Sevgili Pınar,
Kaç yıllık bir yazı olacak kaleme alınanlar, hepimizin meçhulü. Yazmam gerektiğini bilmezken niye yazmadığımın sorulması henüz fikrimde ve gönlümde karşılığını bulmuş değil.
Hayatın bütünü bu tarz beklentilerin içinde şekillenip gidiyor zaten. Duygular dile getirilmeden, herkes içinden geçenlerin birileri tarafından bilinmesini istiyor. Geçelim.
Yarısını beraber harcadığımız dört yılın son demlerinde acısını henüz hissettirmeyen bir ayrılığın tatlı bekleyişi var hepinizde. Hep bitmesi istenen ama bitince ‘eyvah’larla farkına varılan bir ayrılıktır bu.
Her an’ın insan hayatında tek ve özel olduğunu düşünürsek, “liseli yıllar” da müstesna bir güzellik olarak yerini alacak geçmiş müzesinde. Ve çoğu kez koruma altına alınmış tarihî eserler gibi el sürmeye korkacağız. Dokunursak bir görevli gelip bizi uyaracakmış tedirginliğinde olacak kalbimiz. İçimizde engel olamadığımız bir duygu bizi, o yasak olmayan ama yasakmış gibi hissettiğimiz anılara götürecek. Eseri bol, ziyaretçisi az bir müzeye dönmeden hayat, anılara bir güzel bakım yapmalı. Parlatmalı her birini. Onlar parladıkça gözlerimizin parlayacağını, yüreğimizin ışıyacağını unutmadan.
Hâsılıkelâm, içinden geçenleri okuyamamıştım. İçimden geçenleri okuyabileceksin. Kelimelerin/cümlelerin bakıma ihtiyacı yok. Ya düşüncelerin…

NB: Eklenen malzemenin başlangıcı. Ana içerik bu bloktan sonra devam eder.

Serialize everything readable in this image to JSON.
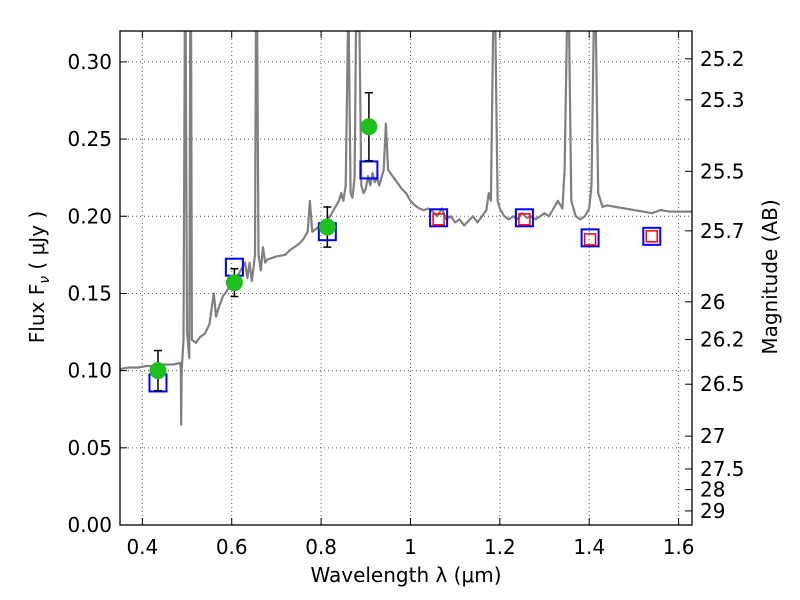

Öyle bitsin diye acele ederken insan sonuna gelince çok üzülüyor gerçekten. Ama hayat bu işte bitişler başlangıçlara gebe, hüzünlendirse bile…
Kaleminize sağlık.
Teşekkür ederim Büşra. 🙂
Bitişler başlangıçlar birbirini kovalarken bir bakmışsın ömür bitiyor. Dünyanın bitişi güzel bir başlangıca gebeyse ne âlâ…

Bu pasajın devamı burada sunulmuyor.